Failure Friday

Aim#

The aim of a regular Failure Friday is to prepare the SRE for all eventualities. It allows us to test our systems to the extreme finding any holes in resilience, monitoring and procedures.

Business communication#

  • Before every failure Friday, someone needs to be appointed as a business contact.
  • This person is to receive communication during the incident, relay back 'fake' business feedback, and then after it's over provide feedback on what went well and not well.

Scenarios#

To perform a Failure Friday SRE need a set of scenarios to initiate to cause a failure. The following points provide guidance on what a scenario can be.

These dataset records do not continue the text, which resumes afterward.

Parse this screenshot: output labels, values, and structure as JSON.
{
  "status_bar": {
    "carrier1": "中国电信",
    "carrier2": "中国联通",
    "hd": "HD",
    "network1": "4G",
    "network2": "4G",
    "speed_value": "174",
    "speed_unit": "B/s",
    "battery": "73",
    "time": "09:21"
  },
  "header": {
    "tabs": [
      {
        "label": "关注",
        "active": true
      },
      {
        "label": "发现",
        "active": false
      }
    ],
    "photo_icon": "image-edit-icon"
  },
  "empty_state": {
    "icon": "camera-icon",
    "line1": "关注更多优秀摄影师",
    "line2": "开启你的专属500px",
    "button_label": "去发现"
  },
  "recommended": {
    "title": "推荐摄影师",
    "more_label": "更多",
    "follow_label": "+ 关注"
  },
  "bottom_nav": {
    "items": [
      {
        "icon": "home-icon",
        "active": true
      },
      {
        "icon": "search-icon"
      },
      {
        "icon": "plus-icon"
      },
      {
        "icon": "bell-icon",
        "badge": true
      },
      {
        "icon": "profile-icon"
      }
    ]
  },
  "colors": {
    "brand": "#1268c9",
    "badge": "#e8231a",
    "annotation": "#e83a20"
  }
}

  • Don't be ridiculous (all 4 clusters are gone!)
  • Should be categorised under the following:
    • Security breaches
    • Human error
    • Service failures
    • Network issues
    • Data issues
  • Where to store scenarios?
    • Git repository for the SRE website
  • How to peer review?
    • Pull Requests on the SRE website Git repo
  • Anyone within the company can propose a scenario that SRE can perform

Priority#

How do we prioritise what scenario we are going to do?

  • Base Failure Fridays on particular scenarios
    • Things that scare us the most
    • Things we've read about in recent articles or other company scenarios
    • Be experimental, think outside the box
  • Assign incident priority based on effects of the scenario
  • Build up a list of scenarios, pick randomly or specific based on worry

Monitoring#

How do we monitor/alert on Failure Fridays?

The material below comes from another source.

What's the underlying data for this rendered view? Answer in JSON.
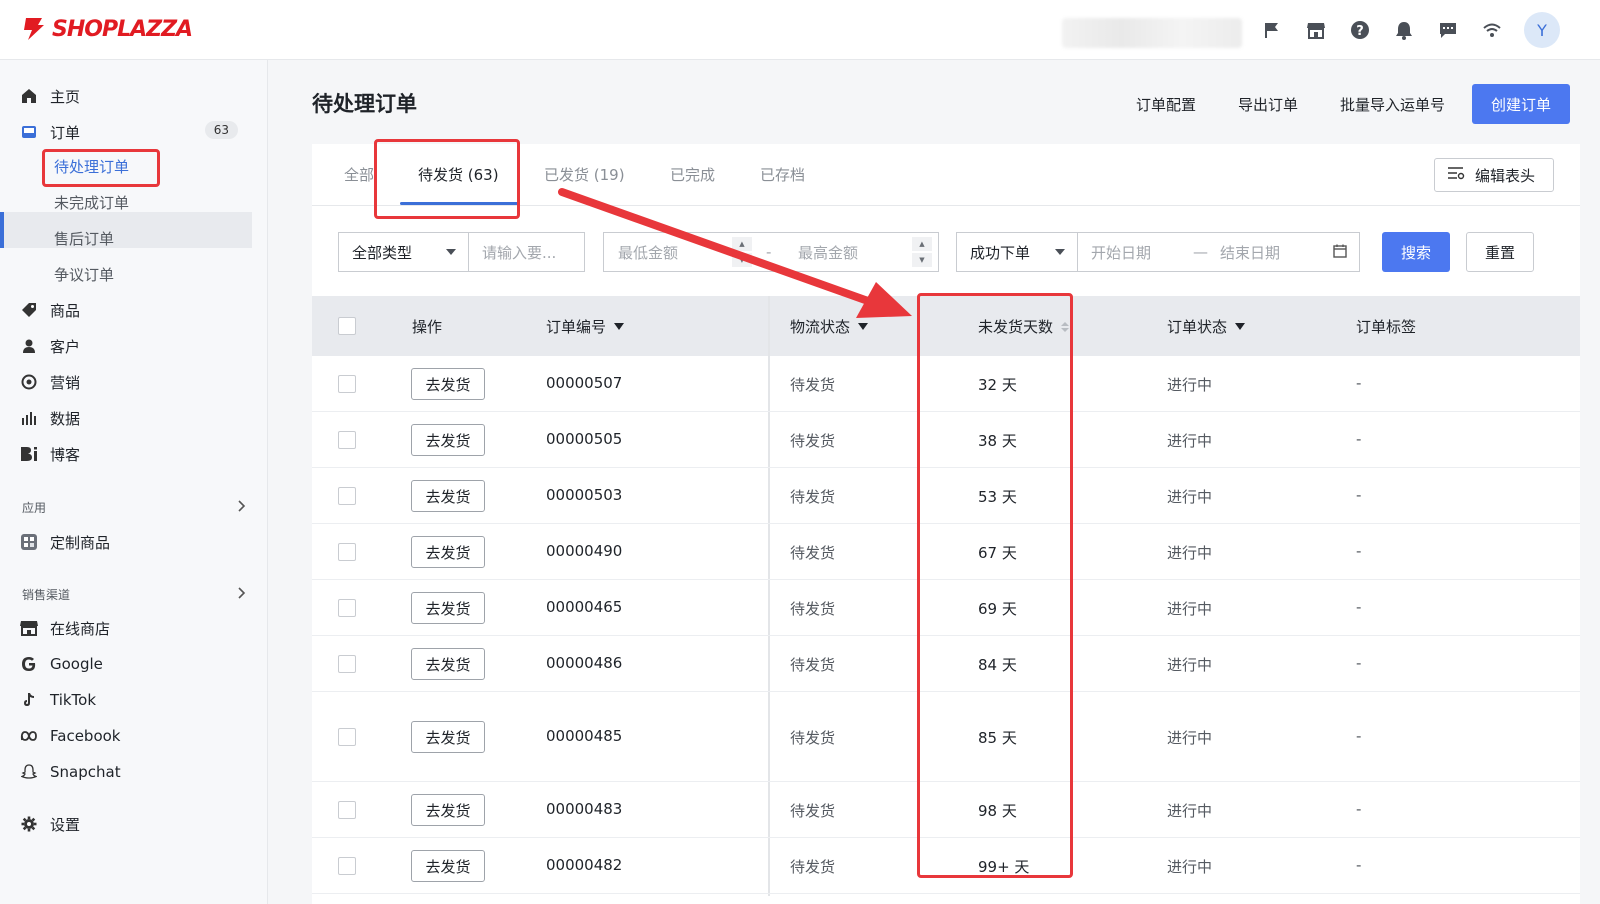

  • A Scripted solution to add/remove monitors based from production to a test environment.

Resource selection#

  • Three roles
    • DM, (disaster master) implements the scenario
    • Primary, on call
    • Secondary, on call
  • Selection
    • Primary, whoever is on primary*
    • Secondary, whoever is on secondary*
    • DM, random selection from whoever left
  • *: if someone is missing out on FF by chance, this can be overridden
  • Primary responds to the incident, can page secondary if needed
  • These roles are selected from the pool of people eligible for on-call
  • People not eligible on-call can observe the response as 'flies on the wall'
  • DM is not allowed to divulge information about the scenario during the response

Scheduling#

  • Failure friday starts on a Friday between 9 and 12, a specific time will be chosen by the DM and not communicated to anyone else
  • Failure friday can be veto'd last minute/canceled midway if there is an actual incident
  • No releases to prod (for SRE products) on Friday, unless critical/security patch

Failure Friday Setup#

  • DM keeps a timestamped log of every action taken to induce the failure
  • This log is added to the postmortem for further context, and so responders can calculate lead time on responses to different steps

Where to record results of failure Fridays?#

  • Postmortem produced as FF artifact, as if there was a real incident (standard procedures)
  • Additional sections:
    • Steps to induce the incident from DM
  • Everyone comes together to plan postmortem, no longer than 48 hours after incident (no later than Tuesday lunchtime)
  • Primary writes postmortem, peer-reviewed when complete before circulation
  • Completed postmortem is circulated to stakeholders, action items for improvement backlogged

Suggested Scenarios#

To Do#

  • Delete a set of nodes from a cluster. To simulate a node failing.

Completed#

  • Delete a table in a database. To simulate corrupted or missing data.